Pero por alguna razón Isabel estaba aún más molesta que de costumbre, aun más encolerizada por un malentendido que hubiera olvidado al nomás salir de su casa camino al colegio. No había notado a Joaquín en aquel momento, ni siquiera había visto que Joaquín había subido a la camioneta cargando una guitarra, algo poco común en cualquier camioneta. Ni siquiera lo notó, con el uniforme que Jaime usaba todas las mañanas para ir al colegio, ni notó que en su mano izquierda había un brazalete de la amistad que había intercambiado con Diego y Francisco cuando estaban en primaria.
Lo notó hasta que su voz, grave y algo temblorosa por los nervios, retumbó por la camioneta.

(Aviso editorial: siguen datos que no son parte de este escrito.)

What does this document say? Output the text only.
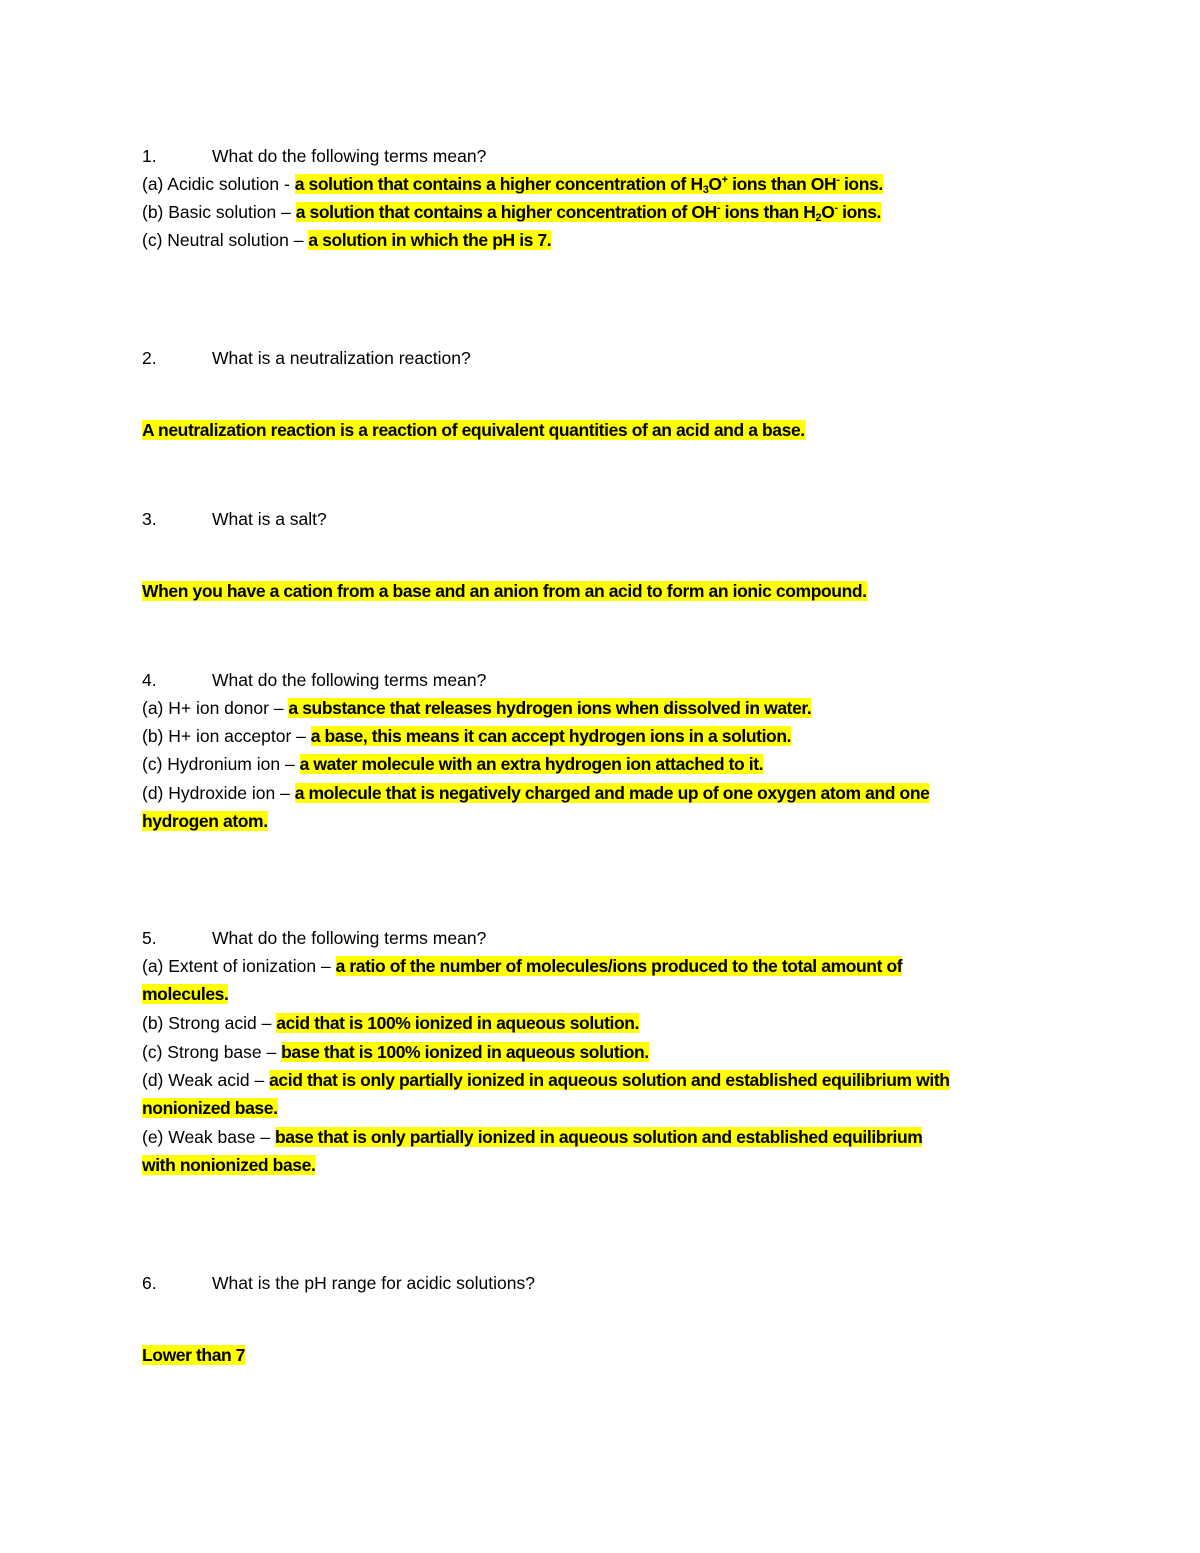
1.	What do the following terms mean?
(a) Acidic solution - a solution that contains a higher concentration of $H_3O^+$ ions than OH- ions.
(b) Basic solution – a solution that contains a higher concentration of OH- ions than $H_2O^-$ ions.
(c) Neutral solution – a solution in which the pH is 7.
2.	What is a neutralization reaction?
A neutralization reaction is a reaction of equivalent quantities of an acid and a base.
3.	What is a salt?
When you have a cation from a base and an anion from an acid to form an ionic compound.
4.	What do the following terms mean?
(a) H+ ion donor – a substance that releases hydrogen ions when dissolved in water.
(b) H+ ion acceptor – a base, this means it can accept hydrogen ions in a solution.
(c) Hydronium ion – a water molecule with an extra hydrogen ion attached to it.
(d) Hydroxide ion – a molecule that is negatively charged and made up of one oxygen atom and one
hydrogen atom.
5.	What do the following terms mean?
(a) Extent of ionization – a ratio of the number of molecules/ions produced to the total amount of
molecules.
(b) Strong acid – acid that is 100% ionized in aqueous solution.
(c) Strong base – base that is 100% ionized in aqueous solution.
(d) Weak acid – acid that is only partially ionized in aqueous solution and established equilibrium with
nonionized base.
(e) Weak base – base that is only partially ionized in aqueous solution and established equilibrium
with nonionized base.
6.	What is the pH range for acidic solutions?
Lower than 7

Isabel es fanática de Ricardo Arjona, de Ricardo Andrade, y muchos otros. Incluso tenía una fantasía donde se casaba con algún guitarrista, uno talentoso, que le diera serenatas por las noches, en cenas de aniversario o de cumpleaños, que le escribiera sus propias canciones de amor y simplemente fueran felices por el resto de su vida. Inmediatamente, al escuchar el sonar de las cuerdas de la vieja guitarra de Joaquín y su voz, volteo hacia el asiento de atrás donde estaba sentado y lo observó con los ojos bien abiertos.
Isabel observó la forma en que movía los dedos a través de las cuerdas con fluidez, como si sus dedos fueran parte de la guitarra, o la guitarra misma fuera una extensión de su cuerpo. Observó como entrecerraba los ojos con la letra y cantaba al compás de la música. Isabel nunca puso tanta atención en una canción como lo hizo esa vez que Joaquín tocó en esa camioneta tan temprano en la mañana.
Mientras Isabel lo observaba con tanta admiración, con tanto fervor, Joaquín sentía que las rodillas le temblaban, que el corazón le latía más rápido y a la vez se detenía. Sentía una onda de excitación recorrer su cuerpo mientras observaba como lentamente todos en la camioneta volteaban a verlo, e incluso el piloto ajustaba el retrovisor para verlo momentáneamente mientras tocaba. Noto que había una ancianita que tenía un aspecto severo, pero con el pasar de las notas y compases, su expresión cambió a una de júbilo. Había un niño pequeño que estaba muy inquieto y su madre parecía estar angustiada, ambos se relajaron visiblemente y sonrieron despreocupadamente al escucharlo, como si el niño no quisiera causar un barullo que distrajera de su música y los problemas de la madre hubieran desaparecido en el aire momentáneamente. Un hombre, tal vez un par de años mayor que la madre de Joaquín, lo observaba con orgullo como si fuera su hijo ahí tocando en medio del estadio a una multitud de millones de fanáticos.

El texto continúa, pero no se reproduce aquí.